An ape, directly socialized with humans, has learned the vocal and breathing control found in human speech, according to new research.
Koko the gorilla, famous for her ability communicate with her keepers using American Sign Language, has also developed breathing and grunting patterns associated with the ability to talk – something scientists thought to be impossible in her species.
Postdoctoral researcher Marcus Perlman at the University of Wisconsin-Madison and Nathaniel Clark at the University of California studied 71 hours of video footage of Koko interacting with her keepers and identified vocalizations thought to be impossible for gorillas.
The researchers say that they have "found examples of Koko performing nine different, voluntary behaviors that required control over her vocalization and breathing." The 44-year-old ape's sign-language training began in 1972, and she has spent most of her life working with humans.

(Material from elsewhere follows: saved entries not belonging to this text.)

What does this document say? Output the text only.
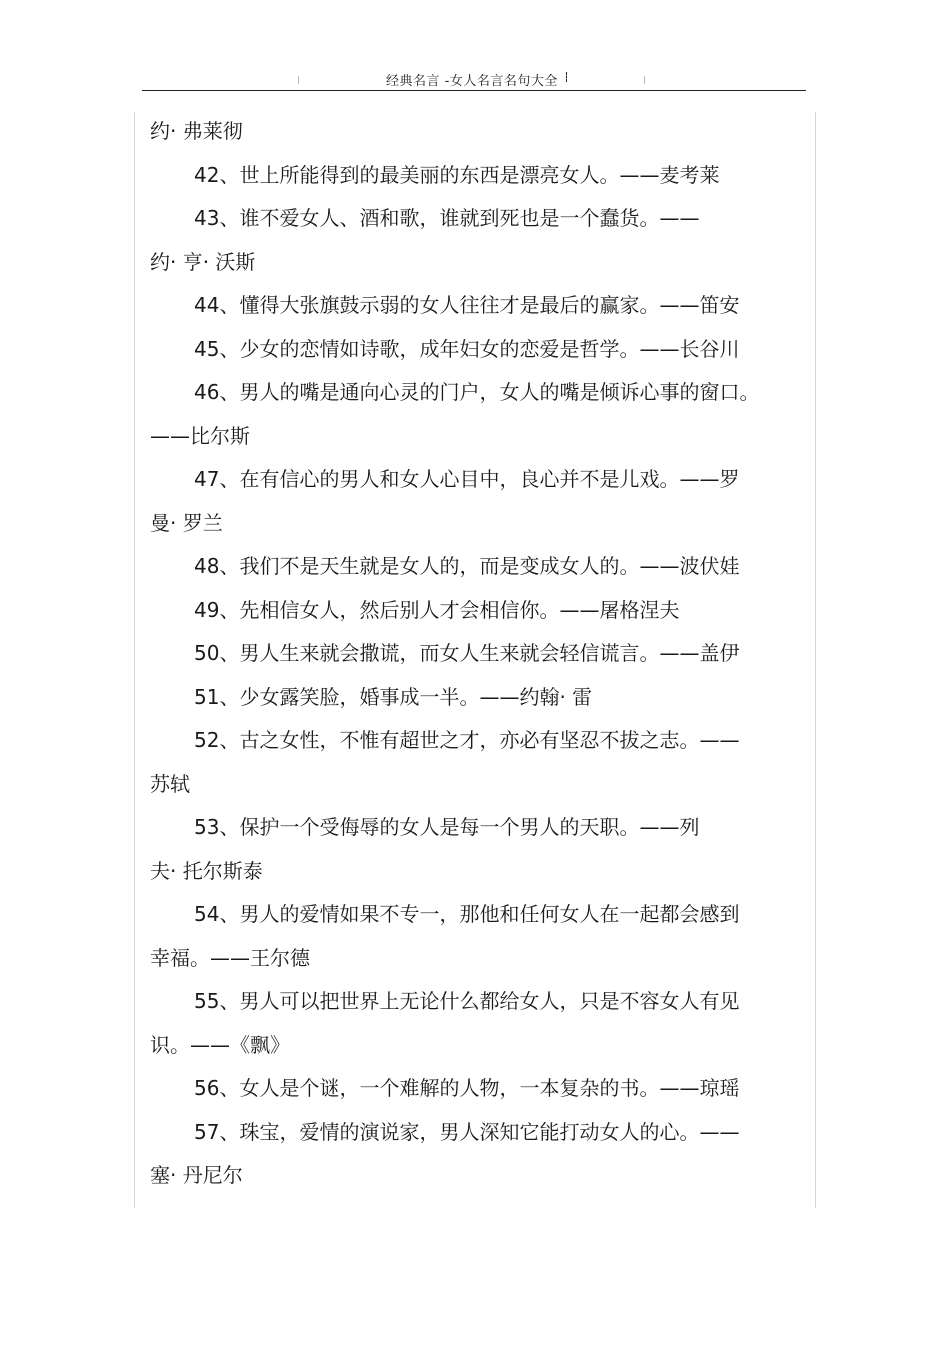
经典名言 -女人名言名句大全
约· 弗莱彻
42、世上所能得到的最美丽的东西是漂亮女人。——麦考莱
43、谁不爱女人、酒和歌，谁就到死也是一个蠢货。——
约· 亨· 沃斯
44、懂得大张旗鼓示弱的女人往往才是最后的赢家。——笛安
45、少女的恋情如诗歌，成年妇女的恋爱是哲学。——长谷川
46、男人的嘴是通向心灵的门户，女人的嘴是倾诉心事的窗口。
——比尔斯
47、在有信心的男人和女人心目中，良心并不是儿戏。——罗
曼· 罗兰
48、我们不是天生就是女人的，而是变成女人的。——波伏娃
49、先相信女人，然后别人才会相信你。——屠格涅夫
50、男人生来就会撒谎，而女人生来就会轻信谎言。——盖伊
51、少女露笑脸，婚事成一半。——约翰· 雷
52、古之女性，不惟有超世之才，亦必有坚忍不拔之志。——
苏轼
53、保护一个受侮辱的女人是每一个男人的天职。——列
夫· 托尔斯泰
54、男人的爱情如果不专一，那他和任何女人在一起都会感到
幸福。——王尔德
55、男人可以把世界上无论什么都给女人，只是不容女人有见
识。——《飘》
56、女人是个谜，一个难解的人物，一本复杂的书。——琼瑶
57、珠宝，爱情的演说家，男人深知它能打动女人的心。——
塞· 丹尼尔
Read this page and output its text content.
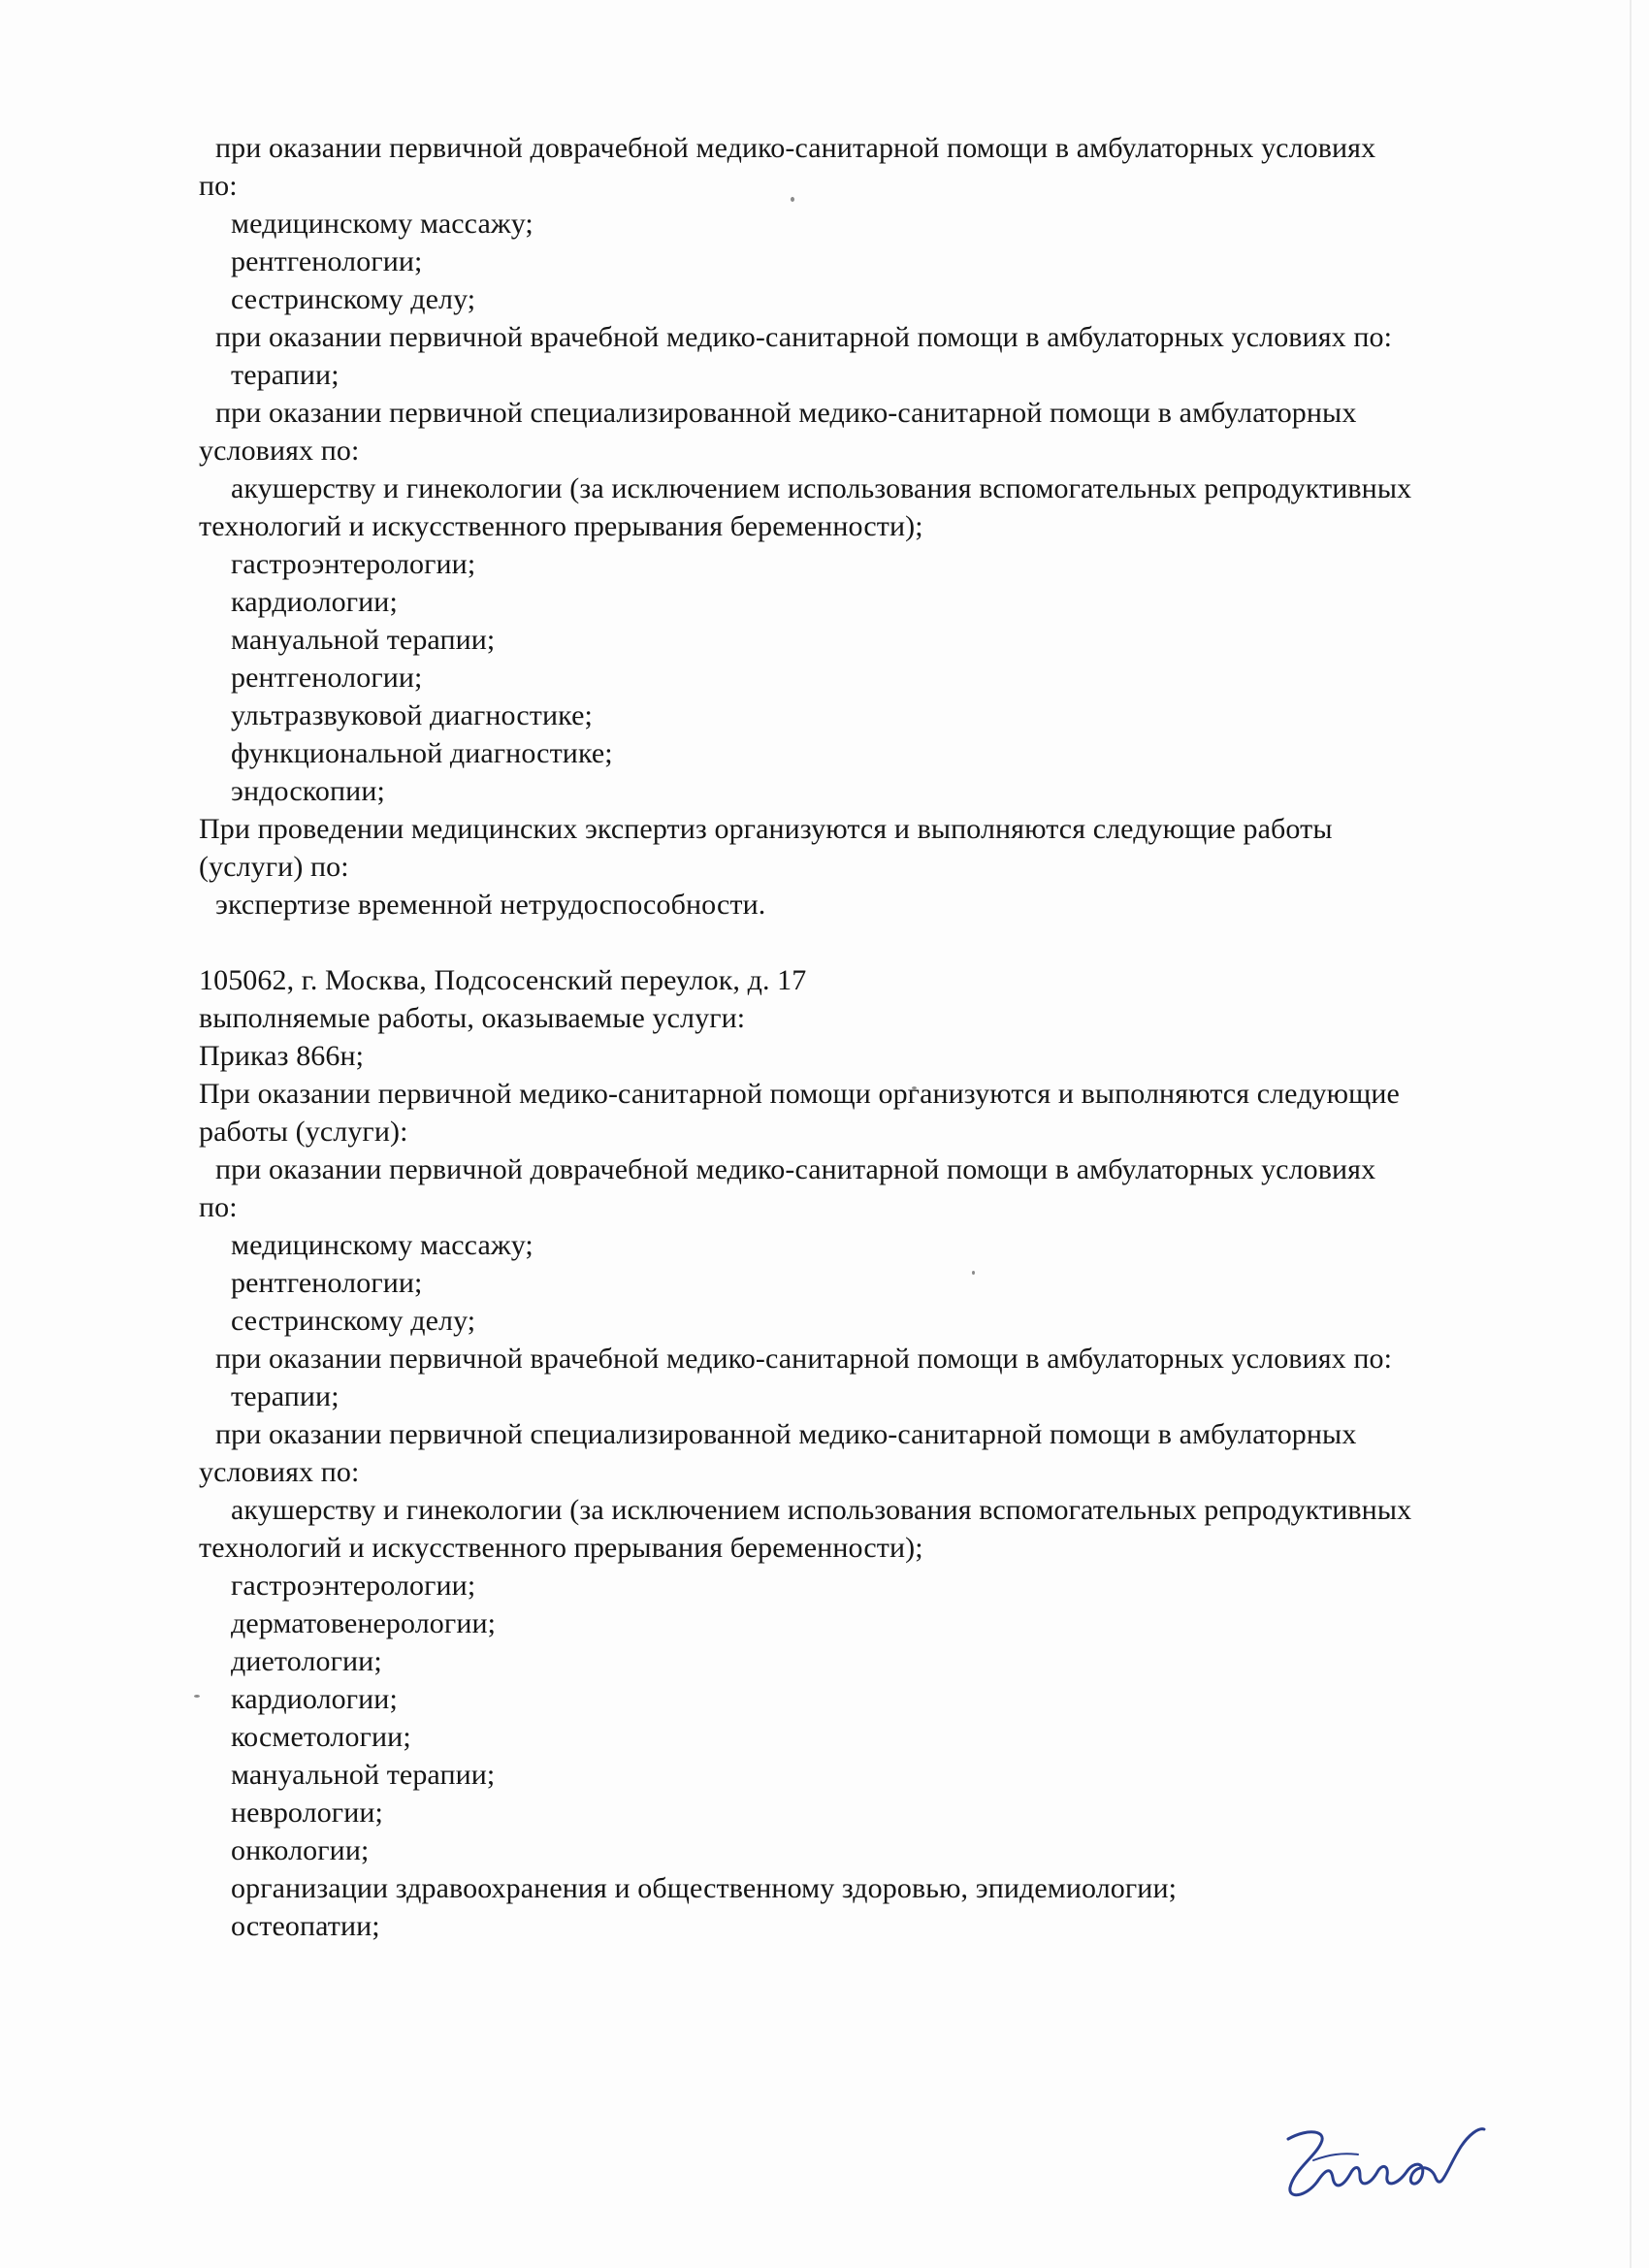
при оказании первичной доврачебной медико-санитарной помощи в амбулаторных условиях
по:
медицинскому массажу;
рентгенологии;
сестринскому делу;
при оказании первичной врачебной медико-санитарной помощи в амбулаторных условиях по:
терапии;
при оказании первичной специализированной медико-санитарной помощи в амбулаторных
условиях по:
акушерству и гинекологии (за исключением использования вспомогательных репродуктивных
технологий и искусственного прерывания беременности);
гастроэнтерологии;
кардиологии;
мануальной терапии;
рентгенологии;
ультразвуковой диагностике;
функциональной диагностике;
эндоскопии;
При проведении медицинских экспертиз организуются и выполняются следующие работы
(услуги) по:
экспертизе временной нетрудоспособности.
105062, г. Москва, Подсосенский переулок, д. 17
выполняемые работы, оказываемые услуги:
Приказ 866н;
При оказании первичной медико-санитарной помощи организуются и выполняются следующие
работы (услуги):
при оказании первичной доврачебной медико-санитарной помощи в амбулаторных условиях
по:
медицинскому массажу;
рентгенологии;
сестринскому делу;
при оказании первичной врачебной медико-санитарной помощи в амбулаторных условиях по:
терапии;
при оказании первичной специализированной медико-санитарной помощи в амбулаторных
условиях по:
акушерству и гинекологии (за исключением использования вспомогательных репродуктивных
технологий и искусственного прерывания беременности);
гастроэнтерологии;
дерматовенерологии;
диетологии;
кардиологии;
косметологии;
мануальной терапии;
неврологии;
онкологии;
организации здравоохранения и общественному здоровью, эпидемиологии;
остеопатии;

According to the paper published in the July issue of "Animal Cognition," video records show Koko huffing and grunting into a telephone, huffing on the lenses of eyeglasses, performing a fake cough, blowing her nose, performing her version of a ‘raspberry’ (folding her tongue lengthwise and blowing air through it), and blowing into her hand as a communicative gesture.

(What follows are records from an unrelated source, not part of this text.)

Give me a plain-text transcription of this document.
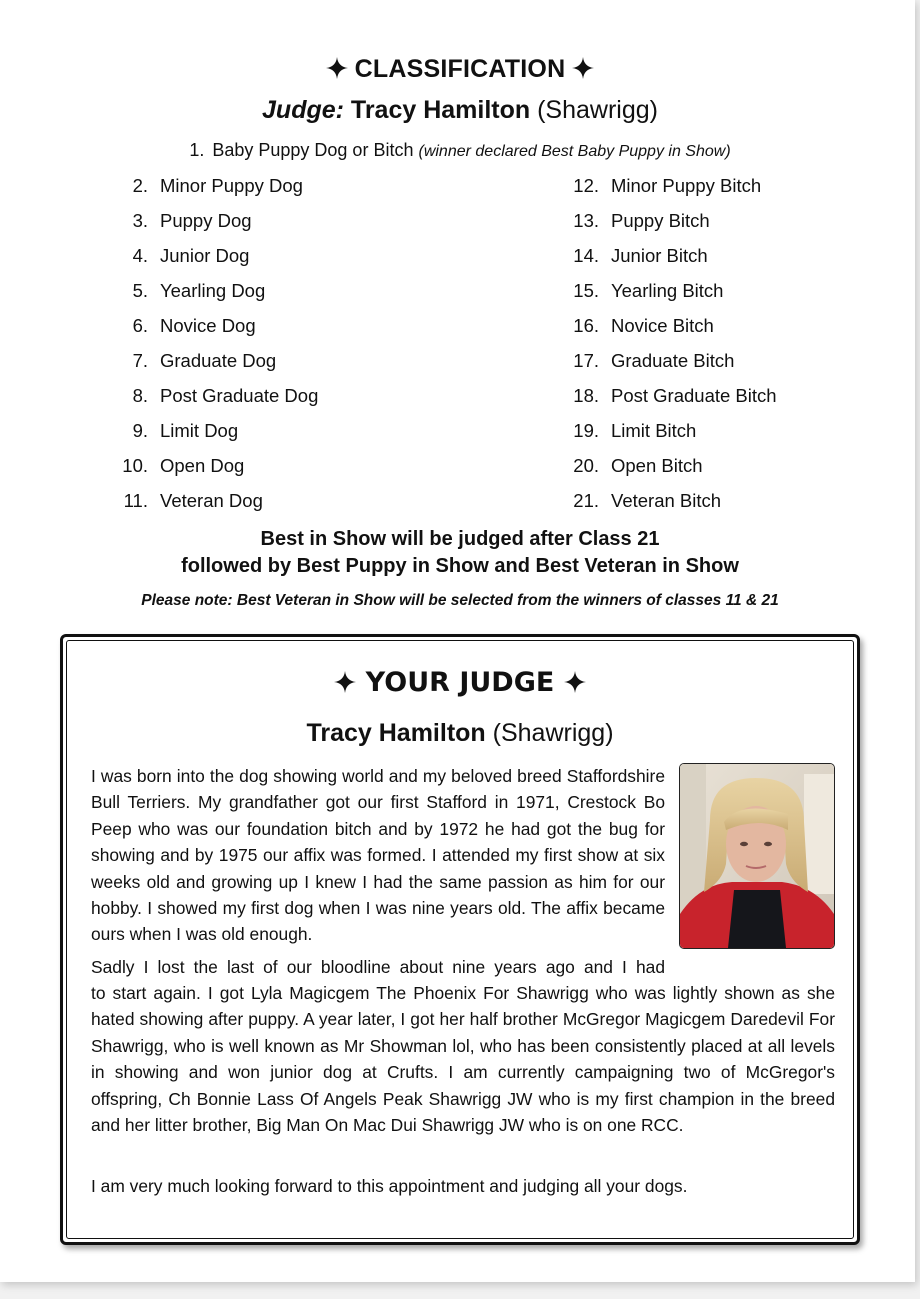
CLASSIFICATION
Judge: Tracy Hamilton (Shawrigg)
1. Baby Puppy Dog or Bitch (winner declared Best Baby Puppy in Show)
2. Minor Puppy Dog
3. Puppy Dog
4. Junior Dog
5. Yearling Dog
6. Novice Dog
7. Graduate Dog
8. Post Graduate Dog
9. Limit Dog
10. Open Dog
11. Veteran Dog
12. Minor Puppy Bitch
13. Puppy Bitch
14. Junior Bitch
15. Yearling Bitch
16. Novice Bitch
17. Graduate Bitch
18. Post Graduate Bitch
19. Limit Bitch
20. Open Bitch
21. Veteran Bitch
Best in Show will be judged after Class 21
followed by Best Puppy in Show and Best Veteran in Show
Please note: Best Veteran in Show will be selected from the winners of classes 11 & 21
YOUR JUDGE
Tracy Hamilton (Shawrigg)

I was born into the dog showing world and my beloved breed Staffordshire Bull Terriers. My grandfather got our first Stafford in 1971, Crestock Bo Peep who was our foundation bitch and by 1972 he had got the bug for showing and by 1975 our affix was formed. I attended my first show at six weeks old and growing up I knew I had the same passion as him for our hobby. I showed my first dog when I was nine years old. The affix became ours when I was old enough.

Sadly I lost the last of our bloodline about nine years ago and I had

to start again. I got Lyla Magicgem The Phoenix For Shawrigg who was lightly shown as she hated showing after puppy. A year later, I got her half brother McGregor Magicgem Daredevil For Shawrigg, who is well known as Mr Showman lol, who has been consistently placed at all levels in showing and won junior dog at Crufts. I am currently campaigning two of McGregor's offspring, Ch Bonnie Lass Of Angels Peak Shawrigg JW who is my first champion in the breed and her litter brother, Big Man On Mac Dui Shawrigg JW who is on one RCC.

I am very much looking forward to this appointment and judging all your dogs.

The researchers say that these recorded signs suggest that under certain circumstances, apes are able to develop flexible control over their breathing, and that they can use this control to perform attention-getting vocalizations and socially transmitted, learned behaviors like whistling.
"These were learned behaviors, not part of the typical gorilla repertoire," the scientists concluded
"She doesn’t produce a pretty, periodic sound when she performs these behaviors, like we do when we speak. But she can control her larynx enough to produce a controlled grunting sound," Perlman said.
"Koko bridges a gap. She shows the potential under the right environment conditions for apes to develop quite a bit of flexible control over their vocal tract," he explained. "It’s not as fine as human control, but it is certainly control."
In the 1930s and 40s, researchers raised chimpanzees alongside human children, attempting and failing to teach them to speak. Ever since, says Perlman, scientists had accepted "that apes are not able to voluntarily control their vocalizations or even their breathing" – until now.
In another recent study, research showed that bonobos communicate with high-pitched calls that require context to understand – much like human babies do. The findings were hailed as capable of providing valuable new insights into how humans developed the ability the use language to communicate.
The lead author of the bonobos study, Dr. Zanna Clay, commented that "the more evidence we gather from studies of our great ape relatives, such as bonobos, the more we learn that many capacities thought to be uniquely human actually have their foundations firmly rooted in the primate lineage."